The bear hunters group followed up in 2013, sending a new bear for Morrisey to display, and a second bear was unknowingly left behind by McGraw, according to Morrisey’s office. The bears are often photo attractions for visitors to the Charleston office.
He doesn’t see himself as an anti-environmentalist, but he views it as his duty to fight back when rules overreach, he said. Of the coalition of states challenging the Clean Power Plan, he said, "every single state and their AGs care passionately about advancing clean air and clean water policies."
Morrisey said he isn’t thinking about running for higher office — for now. He said his sole focus at the moment is to serve the people of West Virginia and to urge the courts to knock down EPA’s climate rule for power plants. His state and the other challengers are all involved for the right reasons, he said, because it’s the "right thing to do."
Schneiderman grew up about 40 miles northeast of Edison on Manhattan’s Upper West Side, the son of a corporate lawyer who went to law school on the GI Bill, he told New York Magazine.
He got an undergraduate degree at Amherst College and a law degree from Harvard University. He worked in private practice, then was elected to the New York State Senate in 1998. He was elected to succeed Andrew Cuomo — now the state’s governor — as attorney general in 2010.
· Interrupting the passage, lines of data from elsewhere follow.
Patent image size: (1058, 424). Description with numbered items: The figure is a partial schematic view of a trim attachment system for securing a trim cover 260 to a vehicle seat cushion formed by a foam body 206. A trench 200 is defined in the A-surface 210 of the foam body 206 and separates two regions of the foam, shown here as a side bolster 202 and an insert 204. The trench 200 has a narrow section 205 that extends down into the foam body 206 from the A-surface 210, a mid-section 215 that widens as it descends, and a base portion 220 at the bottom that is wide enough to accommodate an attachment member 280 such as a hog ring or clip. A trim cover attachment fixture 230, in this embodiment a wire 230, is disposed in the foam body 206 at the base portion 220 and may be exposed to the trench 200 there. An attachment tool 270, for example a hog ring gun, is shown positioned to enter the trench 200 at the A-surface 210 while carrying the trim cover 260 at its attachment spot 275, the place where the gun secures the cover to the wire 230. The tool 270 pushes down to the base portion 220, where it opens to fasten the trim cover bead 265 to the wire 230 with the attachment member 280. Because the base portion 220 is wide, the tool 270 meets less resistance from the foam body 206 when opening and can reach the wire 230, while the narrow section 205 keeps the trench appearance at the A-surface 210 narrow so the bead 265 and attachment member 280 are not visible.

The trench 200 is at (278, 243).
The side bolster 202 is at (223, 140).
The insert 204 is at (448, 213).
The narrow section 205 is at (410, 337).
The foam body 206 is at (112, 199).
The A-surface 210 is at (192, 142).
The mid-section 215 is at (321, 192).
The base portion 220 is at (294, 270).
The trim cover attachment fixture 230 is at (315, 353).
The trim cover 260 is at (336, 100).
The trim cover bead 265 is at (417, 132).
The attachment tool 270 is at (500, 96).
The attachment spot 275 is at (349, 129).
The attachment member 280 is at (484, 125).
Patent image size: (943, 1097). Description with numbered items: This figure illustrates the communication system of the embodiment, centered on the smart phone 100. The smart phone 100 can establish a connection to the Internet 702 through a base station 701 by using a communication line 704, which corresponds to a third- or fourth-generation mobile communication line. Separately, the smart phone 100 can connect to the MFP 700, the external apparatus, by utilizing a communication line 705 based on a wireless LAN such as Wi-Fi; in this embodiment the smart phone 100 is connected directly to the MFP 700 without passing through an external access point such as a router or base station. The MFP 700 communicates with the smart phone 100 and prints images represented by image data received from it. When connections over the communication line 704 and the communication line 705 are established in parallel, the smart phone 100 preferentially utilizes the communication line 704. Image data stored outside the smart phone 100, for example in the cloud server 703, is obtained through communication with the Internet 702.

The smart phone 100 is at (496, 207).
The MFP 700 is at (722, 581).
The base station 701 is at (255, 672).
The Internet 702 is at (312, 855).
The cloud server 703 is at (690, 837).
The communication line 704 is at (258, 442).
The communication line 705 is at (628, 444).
Schneiderman was dubbed in the 2013 New York Magazine profile as "New York’s definitive liberal," who has "the soul of an activist."
As a teenager before Roe v. Wade legalized abortion, he worked one summer as a clinic escort at a women’s health center, according to the magazine. Among his quirks: "He practices yoga and is a fastidiously healthy eater," the profile says.
Still, it says, "his public style is dry and factual."
Schneiderman was briefly deputy sheriff in Massachusetts’ Berkshire County after graduating from Harvard. He went on to work in private practice before serving in the state Senate from 1999 until 2010.
He’s long been viewed as a reliable friend by environmentalists.
"He was one of the early critics of fracking," said Richard Schrader, who represents the Natural Resources Defense Council in Albany. He was also "very supportive" of the state’s environmental protection fund, Schrader added. "It goes along with his overall progressive politics. He’s been liberal strong on support for workers, strong on civil liberties and strong on environmental protections."
Christopher Goeken, director of public policy and government relations at the New York League of Conservation Voters Education Fund and former state Senate staff member, said it’s a "smart political move" for Schneiderman to zero in on climate change and clean air issues, both of which "resonate with New York voters."
Schneiderman also "cares passionately about this issue," Goeken added. And by making it a priority as New York’s top lawyer, "he could help change the national discussion."
Lem Srolovic, chief of the New York attorney general’s Environmental Protection Bureau, said in an interview that Schneiderman and his office have been aggressive on climate change because it’s a priority that should be tackled "with the range of legal tools" in order to control "runaway extreme climate change."
Schneiderman, Srolovic added, "really understands that climate change is the defining environmental issue of our time."